Tampa-2 Nearly “Obsolete”
August 13th, 2012When Monte Kiffin ran the Bucs defense, what was termed a “Cover-2” by the way the safeties played, the Bucs defense was so suffocating for so long the type of defense became known as the “Tampa-2” because no team excelled at it for as long and as well as the Bucs.
However, writing an excerpt for Cheerios-loving Peter King in his must-read “Monday Morning Quarterback” on SI.com, NFL scribe Alex Marvez notes that information he has culled from former NFL general manager Bill Polian and from longtime Bucs safety Ronde Barber, the Tampa-2 is going the way of the Dodo bird thanks to NFL rules changes geared toward player safety.
The cover-two defense as we know it could be on the road to becoming obsolete. Polian got into a fascinating exchange with Tampa Bay free safety Ronde Barber about this topic. Barber is entering his 15th NFL season playing in the acclaimed “Tampa-2,” a scheme predicated upon the strong safety disrupting receivers who are funneled toward the middle of the field by cornerbacks playing zone coverage on the outside. Many of the bone-jarring safety hits once allowed are now banned as the NFL has instituted rules to better protect pass catchers. That has Polian, whose Colts used that system from 2002 through 2011 after Tony Dungy was hired as head coach, questioning whether it can be used effectively in today’s NFL. Said Barber: “Our theory was all these guys got to the ball and intimidation was a physical act. It was, ‘Get guys to run through zones.

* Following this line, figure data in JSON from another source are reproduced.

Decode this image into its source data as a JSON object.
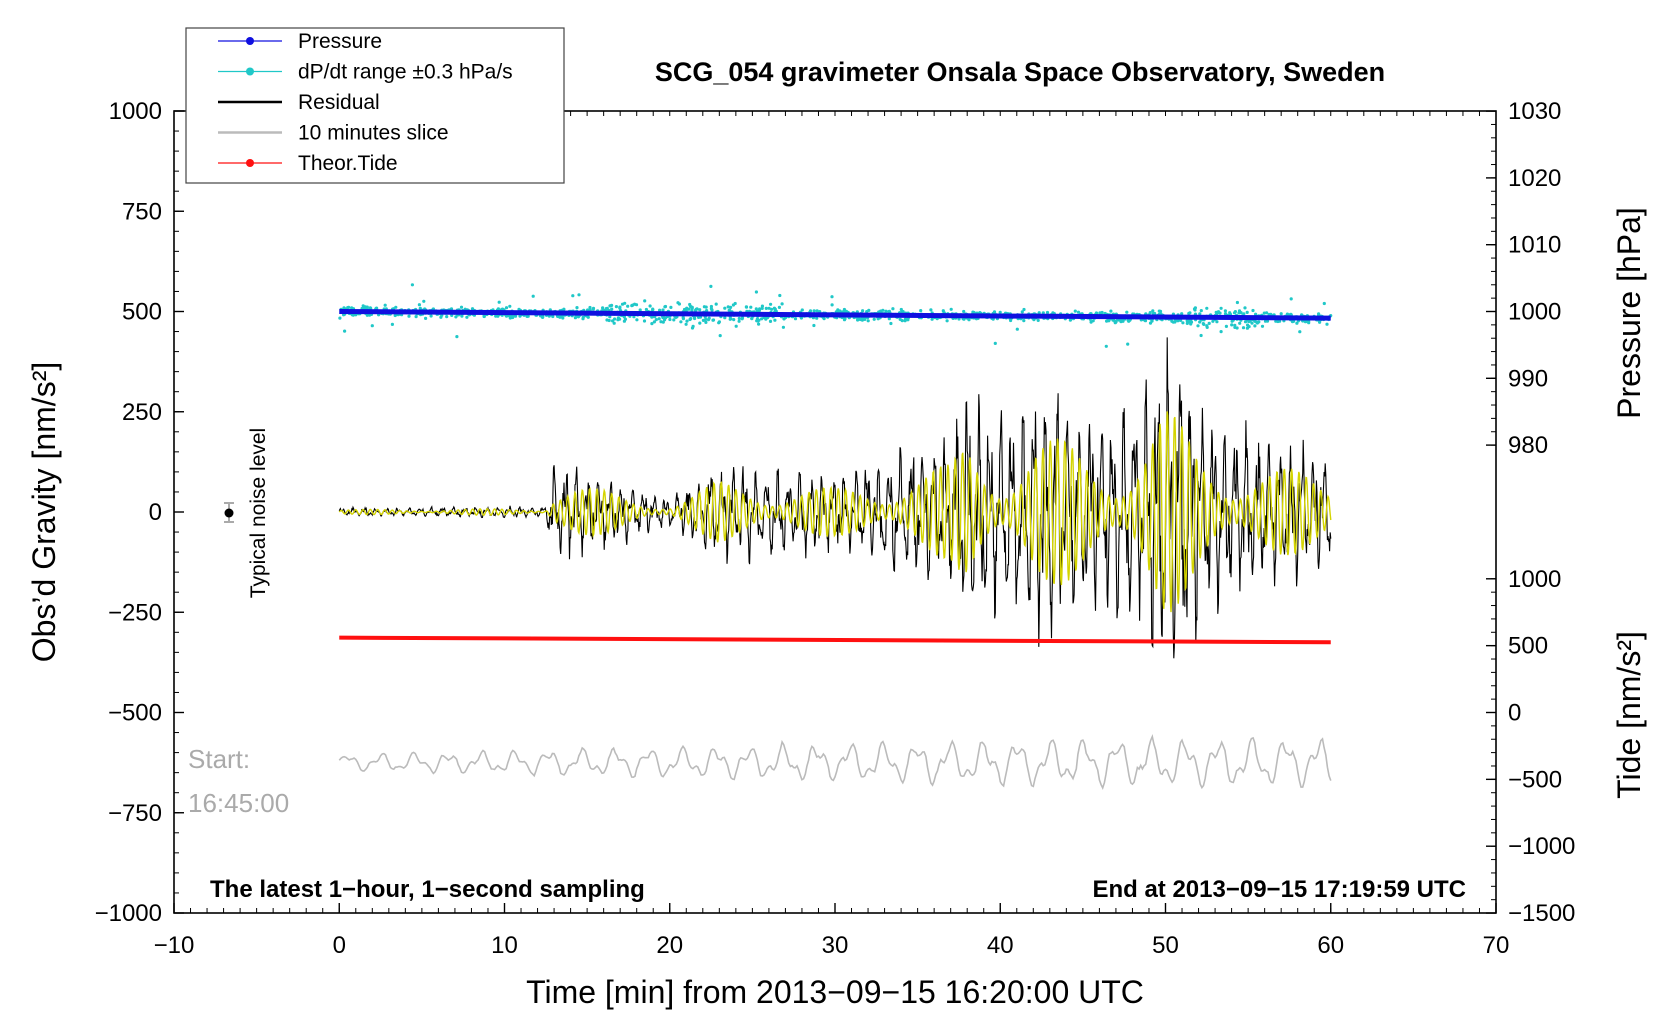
{
  "chart_data": {
    "type": "line",
    "title": "SCG_054 gravimeter Onsala Space Observatory, Sweden",
    "xlabel": "Time [min] from 2013−09−15 16:20:00 UTC",
    "ylabel": "Obs’d Gravity [nm/s²]",
    "ylabel_right_top": "Pressure [hPa]",
    "ylabel_right_bottom": "Tide [nm/s²]",
    "xlim": [
      -10,
      70
    ],
    "ylim": [
      -1000,
      1000
    ],
    "pressure_axis_range": [
      980,
      1030
    ],
    "tide_axis_range": [
      -1500,
      1000
    ],
    "x_ticks": [
      "−10",
      "0",
      "10",
      "20",
      "30",
      "40",
      "50",
      "60",
      "70"
    ],
    "y_ticks": [
      "1000",
      "750",
      "500",
      "250",
      "0",
      "−250",
      "−500",
      "−750",
      "−1000"
    ],
    "pressure_ticks": [
      "1030",
      "1020",
      "1010",
      "1000",
      "990",
      "980"
    ],
    "tide_ticks": [
      "1000",
      "500",
      "0",
      "−500",
      "−1000",
      "−1500"
    ],
    "legend": [
      {
        "label": "Pressure",
        "color": "#1010e0",
        "marker": true
      },
      {
        "label": "dP/dt range ±0.3 hPa/s",
        "color": "#20c8c8",
        "marker": true
      },
      {
        "label": "Residual",
        "color": "#000000",
        "marker": false
      },
      {
        "label": "10 minutes slice",
        "color": "#bbbbbb",
        "marker": false
      },
      {
        "label": "Theor.Tide",
        "color": "#ff1010",
        "marker": true
      }
    ],
    "series": [
      {
        "name": "Pressure",
        "unit": "hPa",
        "x": [
          0,
          60
        ],
        "values": [
          1000,
          999.0
        ]
      },
      {
        "name": "Theor.Tide",
        "unit": "nm/s²",
        "x": [
          0,
          60
        ],
        "values": [
          560,
          525
        ]
      },
      {
        "name": "Residual",
        "unit": "nm/s²",
        "x": [
          0,
          60
        ],
        "envelope": [
          [
            0,
            10
          ],
          [
            12.5,
            15
          ],
          [
            13,
            130
          ],
          [
            20,
            40
          ],
          [
            23,
            130
          ],
          [
            30,
            100
          ],
          [
            37,
            200
          ],
          [
            38,
            340
          ],
          [
            40,
            250
          ],
          [
            42,
            330
          ],
          [
            44,
            300
          ],
          [
            46,
            250
          ],
          [
            48,
            300
          ],
          [
            50,
            450
          ],
          [
            52,
            280
          ],
          [
            56,
            200
          ],
          [
            60,
            150
          ]
        ]
      },
      {
        "name": "10 minutes slice",
        "x": [
          0,
          60
        ],
        "baseline": -625,
        "amplitude": 60
      }
    ],
    "noise_marker": {
      "x": -7,
      "y": 0,
      "label": "Typical noise level"
    },
    "annotations": {
      "start_label": "Start:",
      "start_time": "16:45:00",
      "bottom_left": "The latest 1−hour, 1−second sampling",
      "bottom_right": "End at 2013−09−15 17:19:59 UTC"
    },
    "colors": {
      "pressure": "#1010e0",
      "dpdt": "#20c8c8",
      "residual": "#000000",
      "filtered": "#d4d400",
      "slice": "#bbbbbb",
      "tide": "#ff1010"
    }
  }
}
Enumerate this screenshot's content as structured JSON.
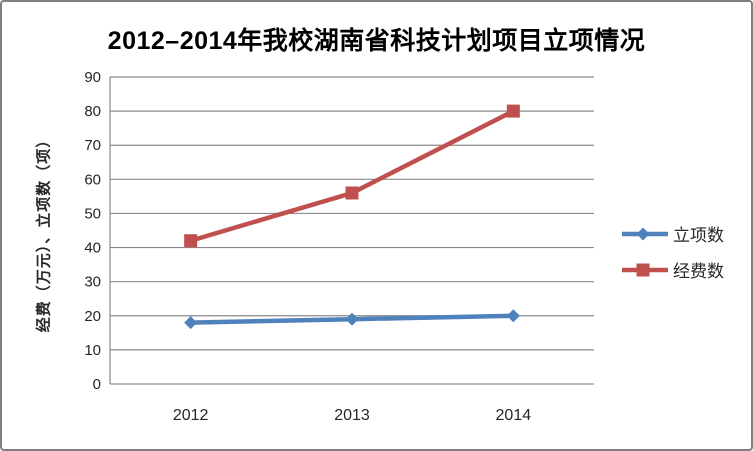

We’ll shoot our guns and separate them from the ball.’ The rules will definitely affect it … I know we don’t play cover-two now the way we used to.”
This is sort of sad to Joe as it is an end of an era, but this is not surprising. Barber has hinted that under former defensive coordinator/head coach Raheem Morris that the Bucs were not playing a Tampa-2, but instead what Barber referred to as a “Tampa-2.2.”
Clearly the Bucs were not playing a Tampa-2 during the heinous Jim Bates Experiment.
The NFL evolves. Quickly in fact. About the only defense that has lasted through the years — decades to be accurate — has been the 44 defense which was developed by Tom Landry when he was the defensive coordinator of the New York Giants in the 1950s.